Attorney: Rays' Matt Bush's $1.015 million bond excessive
Tampa Bay Rays minor league pitcher Matt Bush was treated “dramatically different” than other people in similar DUI hit-and-run cases, with his $1.015 million bond excessive and unfair, his attorney Russell Kirshy said.
Kirshy has filed a motion for a bond reduction, with a hearing set for Monday, April 23, in Punta Gorda.
Bush is in Charlotte County Jail facing seven charges after getting arrested Mar 22 when police said he hit the motorcycle of 72-year-old Tony Tufano and fled the scene. Bush, driving teammate Brandon Guyer’s Dodge Durango, had a suspended license, with police saying he had a blood alcohol level of .180, more than double the legal limit.
In his motion, Kirshy had researched all similar DUI with serious bodily injury cases the past five years in Charlotte County, and wrote the highest bond set in those cases was $65,000. In that time period, even those cases involving DUI manslaughter, suspended license, and leaving the scene of a crash involving death, the highest bond set was $96,000, Kirshy wrote.
Tufano suffered serious injuries and was in the intensive care unit of Lee Memorial Hospital for a couple weeks, but was released last week and is home.

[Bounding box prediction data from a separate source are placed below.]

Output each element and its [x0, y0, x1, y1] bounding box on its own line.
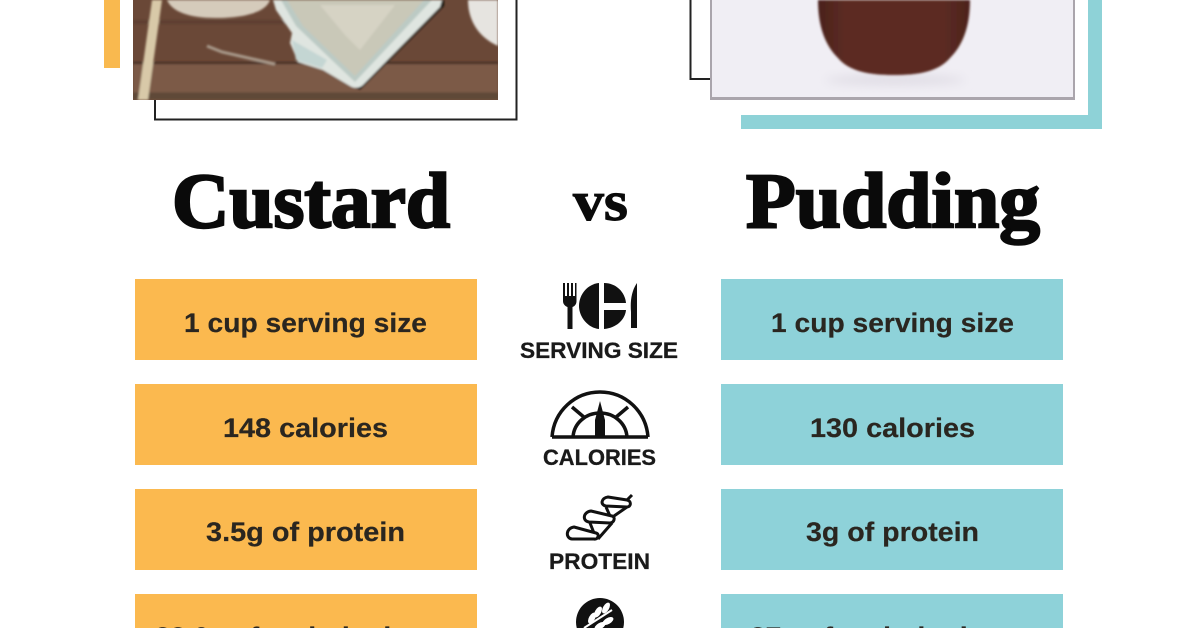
pudding row: protein: [721, 489, 1063, 570]
pudding row: calories: 130 calories: [810, 413, 975, 443]
icon: carbohydrates grain: [576, 598, 624, 628]
pudding photo frame: [690, 0, 712, 79]
pudding row: calories: [721, 384, 1063, 465]
custard row: carbohydrates: [135, 594, 477, 628]
pudding row: protein: 3g of protein: [806, 517, 979, 547]
icon: protein strand: [567, 495, 632, 539]
pudding row: serving size: 1 cup serving size: [771, 308, 1014, 338]
custard row: calories: 148 calories: [223, 413, 388, 443]
custard row: serving size: [135, 279, 477, 360]
icon: calories gauge: [552, 392, 648, 437]
icon: serving size: [563, 283, 637, 329]
custard photo frame: [155, 0, 516, 120]
custard row: serving size: 1 cup serving size: [184, 308, 427, 338]
custard accent bar: [104, 0, 120, 68]
custard row: protein: [135, 489, 477, 570]
label: protein: PROTEIN: [549, 549, 650, 574]
pudding row: serving size: [721, 279, 1063, 360]
pudding cup: [818, 0, 970, 75]
title: vs: vs: [573, 171, 628, 233]
title: Custard: Custard: [172, 157, 450, 244]
pudding row: carbohydrates: [721, 594, 1063, 628]
custard photo: [133, 0, 498, 100]
custard row: calories: [135, 384, 477, 465]
pudding photo: [710, 0, 1075, 100]
label: calories: CALORIES: [543, 445, 656, 470]
pudding accent frame: [741, 0, 1095, 122]
title: Pudding: Pudding: [746, 157, 1040, 244]
label: serving size: SERVING SIZE: [520, 338, 678, 363]
custard row: protein: 3.5g of protein: [206, 517, 405, 547]
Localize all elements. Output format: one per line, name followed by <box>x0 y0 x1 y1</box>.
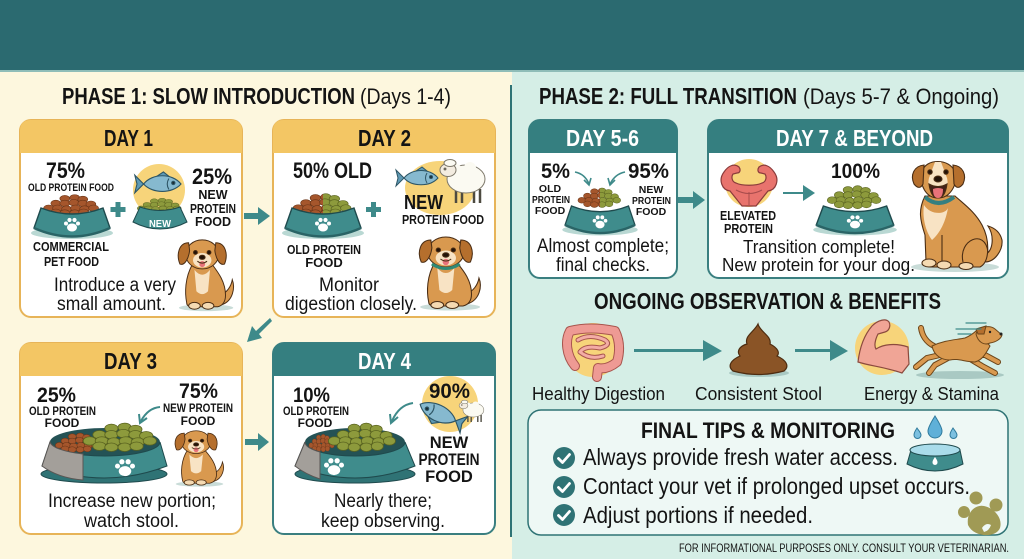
heading: phase 2: PHASE 2: FULL TRANSITION <box>539 83 797 109</box>
label: new protein food: PROTEIN <box>418 451 480 469</box>
label: elevated protein: ELEVATED <box>720 208 776 223</box>
note: New protein for your dog. <box>722 254 915 275</box>
arrow: protein to food <box>783 185 815 201</box>
note: small amount. <box>57 294 166 315</box>
label: 25% new protein: FOOD <box>195 215 231 229</box>
note: Introduce a very <box>54 275 176 296</box>
card: day 1: DAY 1 <box>104 125 153 151</box>
note: watch stool. <box>83 511 179 532</box>
panel: phase 1 <box>20 83 495 534</box>
label: 5% old protein: OLD <box>539 183 561 195</box>
label: 25% old protein <box>29 384 96 430</box>
note: Almost complete; <box>537 236 669 257</box>
note <box>54 275 176 315</box>
icon: adult dog <box>911 162 1002 272</box>
label: 25% new protein <box>190 164 236 229</box>
arrow: day 5-6 to day 7 <box>678 191 705 209</box>
label: 95% new protein <box>628 160 671 218</box>
label: 75% new protein <box>163 380 233 428</box>
label: 50% old: 50% OLD <box>293 158 372 183</box>
label: new protein food <box>402 192 484 227</box>
card: day 1 <box>20 120 242 317</box>
background: phase 1 <box>0 0 512 559</box>
icon: running dog <box>916 323 1004 379</box>
note: final checks. <box>556 255 650 276</box>
label: 10% old protein: FOOD <box>298 416 333 430</box>
icon: water bowl <box>907 416 963 471</box>
icon: puppy <box>178 240 233 311</box>
label: 10% old protein: 10% <box>293 384 330 407</box>
note: Transition complete! <box>743 236 895 257</box>
arrow: curved to bowl <box>390 403 413 423</box>
label: 75% new protein: 75% <box>179 380 218 403</box>
icon: new food with fish <box>133 164 187 230</box>
card: day 2: DAY 2 <box>358 125 411 151</box>
card: day 5-6 <box>529 120 677 278</box>
icon: intestines <box>566 323 620 377</box>
label: 5% old protein <box>532 160 570 217</box>
tip: vet: Contact your vet if prolonged upset occurs. <box>583 473 970 499</box>
note <box>722 236 915 275</box>
heading: phase 2 <box>539 83 999 109</box>
label: 25% new protein: 25% <box>192 164 232 189</box>
label: old protein food: OLD PROTEIN <box>287 242 361 257</box>
card: day 2 <box>273 120 495 317</box>
label: 95% new protein: 95% <box>628 160 669 183</box>
tip: water: Always provide fresh water access. <box>583 444 898 470</box>
note: Nearly there; <box>334 491 432 512</box>
label: 90%: 90% <box>429 380 470 403</box>
card: day 3: DAY 3 <box>104 348 157 374</box>
label: 95% new protein: PROTEIN <box>632 195 671 207</box>
label: 100%: 100% <box>831 160 880 183</box>
icon: old food bowl <box>31 195 113 239</box>
arrows: curved to bowl <box>575 172 625 185</box>
card: day 5-6: DAY 5-6 <box>566 125 639 151</box>
note <box>321 491 445 532</box>
label: 10% old protein: OLD PROTEIN <box>283 404 349 418</box>
label: elevated protein: PROTEIN <box>724 221 773 236</box>
arrow: curved to bowl <box>139 407 160 423</box>
card: day 7 and beyond <box>708 120 1008 278</box>
section: ongoing observation <box>532 288 1004 404</box>
icon: plus <box>366 202 381 217</box>
icon: full new food bowl <box>813 186 897 235</box>
label: 75% old protein: OLD PROTEIN FOOD <box>28 182 114 194</box>
heading: phase 1: (Days 1-4) <box>360 84 451 109</box>
label: 95% new protein: FOOD <box>636 206 667 218</box>
icon: half and half bowl <box>282 194 364 239</box>
panel: final tips <box>528 410 1008 535</box>
icon: plus <box>110 202 126 217</box>
note: Monitor <box>319 275 380 296</box>
heading: phase 2: (Days 5-7 & Ongoing) <box>803 84 999 109</box>
arrow: stool to energy <box>795 340 848 361</box>
label: 75% old protein <box>28 158 114 194</box>
label: 5% old protein: PROTEIN <box>532 194 570 206</box>
label: 25% old protein: 25% <box>37 384 76 407</box>
label: 5% old protein: 5% <box>541 160 570 183</box>
icon: stool <box>729 324 789 377</box>
label: new protein food: FOOD <box>425 468 473 486</box>
icon: flexed arm <box>855 320 909 375</box>
label: old protein food: FOOD <box>305 255 343 270</box>
icon: fish and lamb <box>396 160 485 215</box>
icon: paw logo <box>958 492 1002 535</box>
label: 25% new protein: PROTEIN <box>190 202 236 216</box>
label: 75% new protein: FOOD <box>181 414 216 428</box>
label: 25% new protein: NEW <box>198 188 228 202</box>
heading: final tips: FINAL TIPS & MONITORING <box>641 418 895 443</box>
card: day 4 <box>273 343 495 534</box>
label: new protein food: PROTEIN FOOD <box>402 213 484 227</box>
icon: 25/75 wide bowl <box>41 423 167 483</box>
card: day 3 <box>20 343 242 534</box>
label: elevated protein <box>720 208 776 236</box>
icon: puppy with collar <box>419 237 480 310</box>
label: commercial pet food: COMMERCIAL <box>33 239 109 254</box>
icon: 10/90 wide bowl <box>295 423 415 483</box>
tip: portions: Adjust portions if needed. <box>583 502 813 528</box>
label: consistent stool: Consistent Stool <box>695 384 822 404</box>
label: 5% old protein: FOOD <box>535 205 566 217</box>
icon: elevated protein muscle <box>721 159 777 207</box>
icon: fish and lamb <box>415 376 484 436</box>
label: new protein food: NEW <box>404 192 443 214</box>
arrow: day 1 to day 2 <box>244 207 270 225</box>
note: keep observing. <box>321 511 445 532</box>
arrow: day 2 to day 3 <box>247 318 272 342</box>
note <box>537 236 669 276</box>
label: new protein food: NEW <box>430 434 469 452</box>
label: 10% old protein <box>283 384 349 430</box>
icon: puppy <box>175 431 224 487</box>
note: digestion closely. <box>285 294 417 315</box>
label: new protein food <box>418 434 480 486</box>
label: 95% new protein: NEW <box>639 184 663 196</box>
note <box>48 491 216 532</box>
label: old protein food <box>287 242 361 270</box>
note: Increase new portion; <box>48 491 216 512</box>
label: commercial pet food <box>33 239 109 269</box>
card: day 7 and beyond: DAY 7 & BEYOND <box>776 125 933 151</box>
label: healthy digestion: Healthy Digestion <box>532 384 665 404</box>
note <box>285 275 417 315</box>
label: 25% old protein: OLD PROTEIN <box>29 404 96 418</box>
label: commercial pet food: PET FOOD <box>44 254 99 269</box>
arrow: digestion to stool <box>634 340 722 361</box>
icon: 5/95 bowl <box>562 188 638 235</box>
arrow: day 3 to day 4 <box>245 433 269 451</box>
heading: ongoing observation: ONGOING OBSERVATION & BENEFITS <box>594 288 941 314</box>
label: 75% new protein: NEW PROTEIN <box>163 401 233 415</box>
label: 25% old protein: FOOD <box>45 416 80 430</box>
label: 75% old protein: 75% <box>46 158 85 183</box>
heading: phase 1: PHASE 1: SLOW INTRODUCTION <box>62 83 355 109</box>
label: energy and stamina: Energy & Stamina <box>864 384 1000 404</box>
panel: phase 2 <box>528 83 1009 555</box>
icon: new food with fish: NEW <box>149 218 171 230</box>
background: phase 2 <box>512 0 1024 559</box>
card: day 4: DAY 4 <box>358 348 411 374</box>
top banner <box>0 0 1024 70</box>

Tufano's family attorney, Paul Sullivan, said the cases Kirshy included in his motion aren't "comparing apples to apples," considering Bush's previous record and DUI arrests, his limited ties to the community and the fact he got in three hit-and-run accidents Mar. 22. Sullivan said the motion is also inaccurate that Bush hasn't been convicted of failure to appear (he was on Jan. 30 2007 in Arizona on an excessive speeding charge).
"The idea that we should take pity on Mr. Bush and say he's not a danger to the community would be laughable if it weren't so outrageous and if the situation we're all looking at wasn't so terrible," Sullivan said. "It's bad enough he was driving around Charlotte County, running into people and leaving them for dead. There's zero assurance that Mr. Bush won't wont drink and drive and cause mahem wherever he goes."

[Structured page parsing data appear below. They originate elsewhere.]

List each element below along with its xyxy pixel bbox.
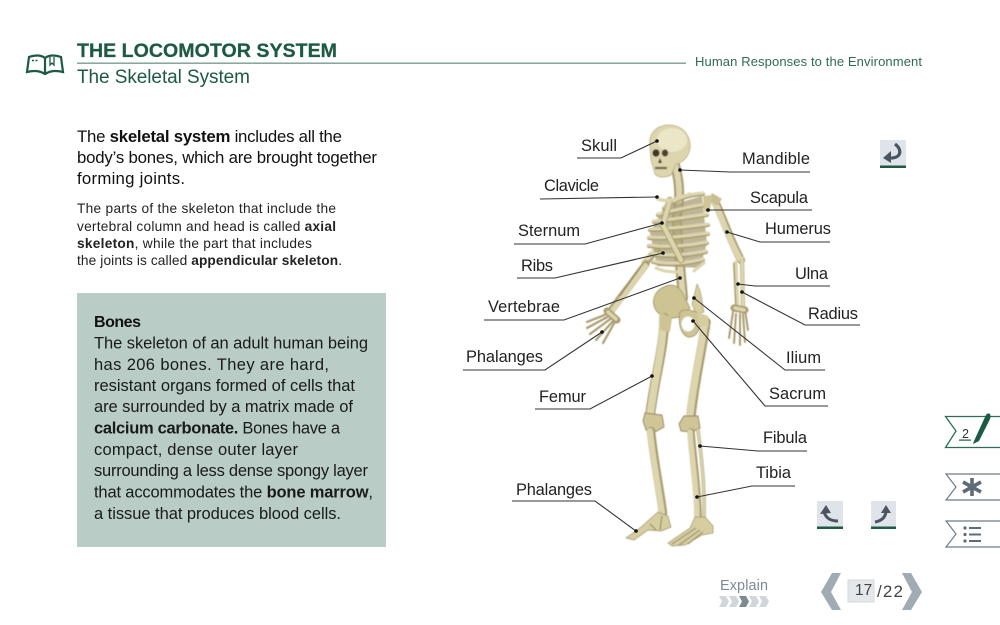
secondary paragraph: The parts of the skeleton that include the	[77, 201, 336, 216]
left arm	[587, 246, 659, 343]
intro paragraph: body’s bones, which are brought together	[77, 148, 377, 167]
bone labels: Humerus	[765, 220, 831, 238]
leader lines	[463, 141, 860, 531]
panel text: that accommodates the bone marrow,	[94, 484, 373, 502]
panel text	[94, 334, 373, 523]
intro paragraph	[77, 127, 377, 188]
leader dots	[600, 139, 744, 533]
panel text: has 206 bones. They are hard,	[94, 356, 329, 374]
panel text: The skeleton of an adult human being	[94, 334, 368, 352]
tab: notes: 2	[962, 427, 969, 441]
right leg	[668, 312, 713, 546]
tab: list	[946, 521, 1000, 547]
bone labels: Phalanges	[516, 481, 592, 499]
bone labels: Fibula	[763, 429, 808, 447]
bone labels: Sternum	[518, 222, 580, 240]
progress: explain: Explain	[720, 578, 768, 594]
button: next	[871, 501, 896, 529]
bone labels: Sacrum	[769, 385, 826, 403]
bone labels: Ulna	[795, 265, 829, 283]
panel text: resistant organs formed of cells that	[94, 377, 355, 395]
intro paragraph: forming joints.	[77, 169, 185, 188]
panel text: compact, dense outer layer	[94, 441, 298, 459]
bone labels: Phalanges	[466, 348, 543, 366]
panel text: calcium carbonate. Bones have a	[94, 420, 341, 438]
spine	[675, 165, 683, 298]
section name: Human Responses to the Environment	[695, 54, 922, 69]
bone labels: Tibia	[756, 464, 792, 482]
pager: /22	[877, 582, 903, 601]
header rule	[77, 62, 686, 64]
secondary paragraph: skeleton, while the part that includes	[77, 236, 312, 251]
ribcage	[650, 196, 707, 268]
secondary paragraph: vertebral column and head is called axial	[77, 219, 336, 234]
right arm	[709, 193, 748, 345]
panel heading: Bones	[94, 314, 141, 331]
bone labels: Vertebrae	[488, 298, 560, 316]
tab: favourites	[946, 474, 1000, 500]
bone labels: Ribs	[521, 257, 553, 275]
secondary paragraph: the joints is called appendicular skeleton.	[77, 253, 342, 268]
panel text: a tissue that produces blood cells.	[94, 505, 341, 523]
sternum	[663, 200, 681, 260]
progress: explain	[719, 578, 769, 607]
subtitle: The Skeletal System	[77, 67, 250, 88]
clavicle	[658, 194, 690, 200]
bone labels: Mandible	[742, 150, 810, 168]
pelvis	[653, 285, 690, 318]
skeleton illustration	[587, 125, 748, 546]
button: return	[880, 140, 906, 168]
left leg	[626, 312, 672, 540]
title: THE LOCOMOTOR SYSTEM	[77, 40, 337, 62]
bone labels: Skull	[581, 137, 617, 155]
button: previous	[817, 501, 843, 529]
skull	[650, 125, 690, 177]
bone labels: Femur	[539, 388, 587, 406]
secondary paragraph	[77, 201, 342, 268]
bone labels: Clavicle	[544, 177, 599, 195]
pager	[821, 573, 922, 610]
bone labels: Ilium	[786, 349, 821, 367]
bone labels: Scapula	[750, 189, 809, 207]
scapula	[703, 195, 712, 212]
panel text: surrounding a less dense spongy layer	[94, 462, 368, 480]
tab: notes	[946, 413, 1000, 448]
panel text: are surrounded by a matrix made of	[94, 398, 353, 416]
bone labels: Radius	[808, 305, 858, 323]
icon: open book	[27, 56, 63, 74]
pager: 17	[855, 582, 872, 599]
intro paragraph: The skeletal system includes all the	[77, 127, 342, 146]
bone labels	[466, 137, 858, 499]
panel: bones	[77, 293, 386, 547]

Despite Bush getting a $3.15 million signing bonus as the 2004 top overall pick, Kirshy writes the 26-year-old is living “payday to payday,” with very little savings and no other liquid assets he can convert to cash. The Rays have since put Bush on the restricted list, and Kirshy writes it’s unlikely he’ll have any income this year. Kirshy writes Bush would participate in less restrictive alternatives from the court, whether that’s ankle monitoring, a “no alcohol provision” or attending an in-patient alcohol rehabilitation program. Sullivan points out Bush has already tried the rehab route and questioned whether he'd appear in court if released, considering the charges he's facing.
"If he can't be trusted to show up for a misdemeanor speeding charge, I don't know why you'd trust him to show up in a case of running over an old man and faces 15 years in prison," Sullivan said.
Bush got in three hit-and-run accidents Mar 22, including hitting a light pole in Sarasota, but the Tufano crash was the most serious. The Tufano family has filed civil lawsuits against Bush and Guyer, seeking $5 million from each. Tufano’s family attorney, Richard Hirsch, said while Tufano is home, he has a “long, long” road to recovery, with “hundreds of thousands” expected in medical bills. Shannon Moore, Tufano’s daughter in law, said some family members will attend Monday’s bond reduction hearing.
“We’re not trying to minimize what (Bush is) accused of doing and not trying to minimize the pain of the family of Mr. Tufano,” Kirshy said. “But the bottom line is truly one thing that protects everyone in the criminal justice system is while the victim is permitted to have a voice and express opinion regarding critical issues, their opinion doesn’t trump everything else.”